For two strings $A$ and $B$, we define the similarity of the strings to be the length of the longest prefix common to both strings. For example, the similarity of strings "abc" and "abd" is 2, while the similarity of strings "aaa" and "aaab" is 3.
Calculate the sum of similarities of a string $S$ with each of it's suffixes.
So, we find $S$ in our suffix array. Say $S = SA_i.$ The two suffixes with longest common prefixes of $S$ will be $SA_{i-1}$ and $SA_{i+1},$ which we've already calculated in $LCP_{i}$ and $LCP_{i+1},$ respectively.

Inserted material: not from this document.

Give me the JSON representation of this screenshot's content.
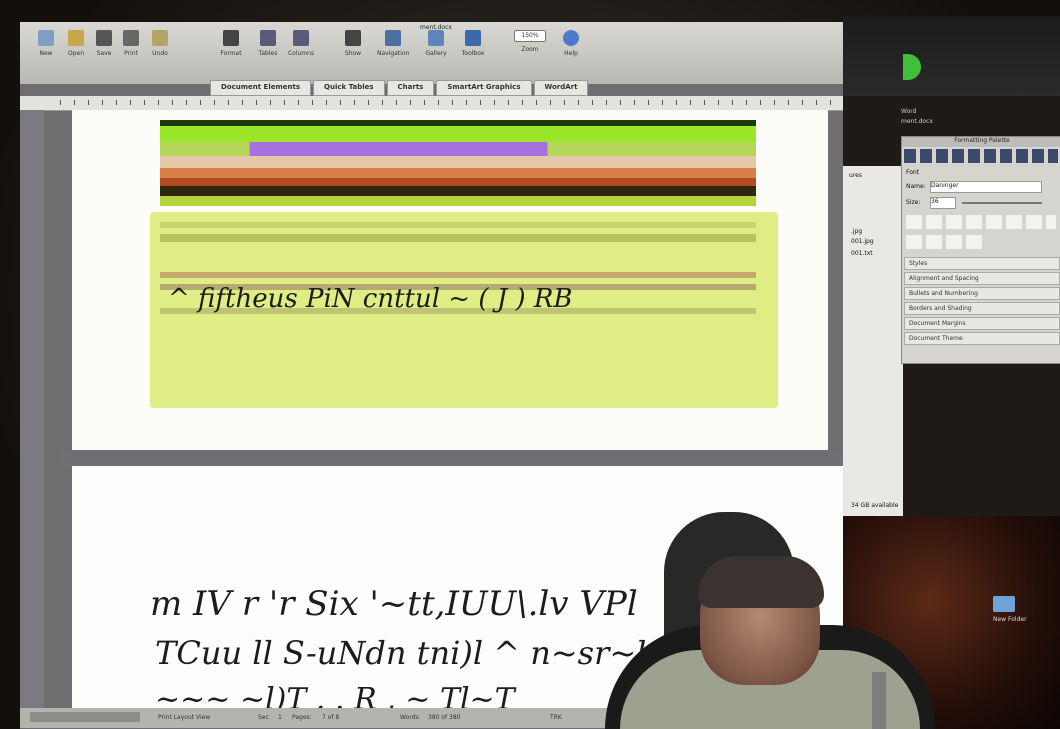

The next two suffixes with longest common prefixes will be $LCP_{i-2}$ and $LCP_{i+2}.$ Now, we have to be careful because we could run into a situation like this. Consider $S = aabbabab.$ Here are the first 3 entries of the suffix array.
aabbabab
ab
abab
The longest common prefix of $S_0$ with $S_2$ is not $LCP_{2},$ but $\min\left(LCP_1,LCP_2\right),$ in general the longest common prefix of $SA_{i}$ with $SA_{j},$ where $i < j$ is $\min\left(LCP_{i+1},LCP_{i+2},\ldots,LCP_j\right).$ Thus, with our two data structures, the solution is quite short.
import java.io.*;
import java.util.*;
public class Solution {
static class SuffixArray {
...
}
static class LCPArray { // LCP stands for longest common prefix
...
}
static long sumSuffixSimilarities(String S) {
int N = S.length();
LCPArray lCPArray = new LCPArray(S);
SuffixArray suffixArray = lCPArray.getSuffixArray();
long similaritySum = N; // initialize with string itself
int pivot = suffixArray.getRank(0); // the longest matching prefixes will be adjacent
int minMatchLength = Integer.MAX_VALUE; // afterwards, the length will be decreasing
for (int i = pivot; i >= 0 && lCPArray.get(i) > 0; --i) {
minMatchLength = Math.min(lCPArray.get(i), minMatchLength);
similaritySum += minMatchLength;
}
minMatchLength = Integer.MAX_VALUE;
for (int i = pivot + 1; i < N && lCPArray.get(i) > 0; ++i) {
minMatchLength = Math.min(lCPArray.get(i), minMatchLength);
similaritySum += minMatchLength;
}
return similaritySum;
}
public static void main(String[] args) throws IOException {
BufferedReader in = new BufferedReader(new InputStreamReader(System.in));
PrintWriter out = new PrintWriter(new BufferedWriter(new OutputStreamWriter(System.out)));
int T = Integer.parseInt(in.readLine());
for (int t = 0; t < T; ++t) {
String S = in.readLine();
out.println(sumSuffixSimilarities(S));
}
in.close();
out.close();
}
}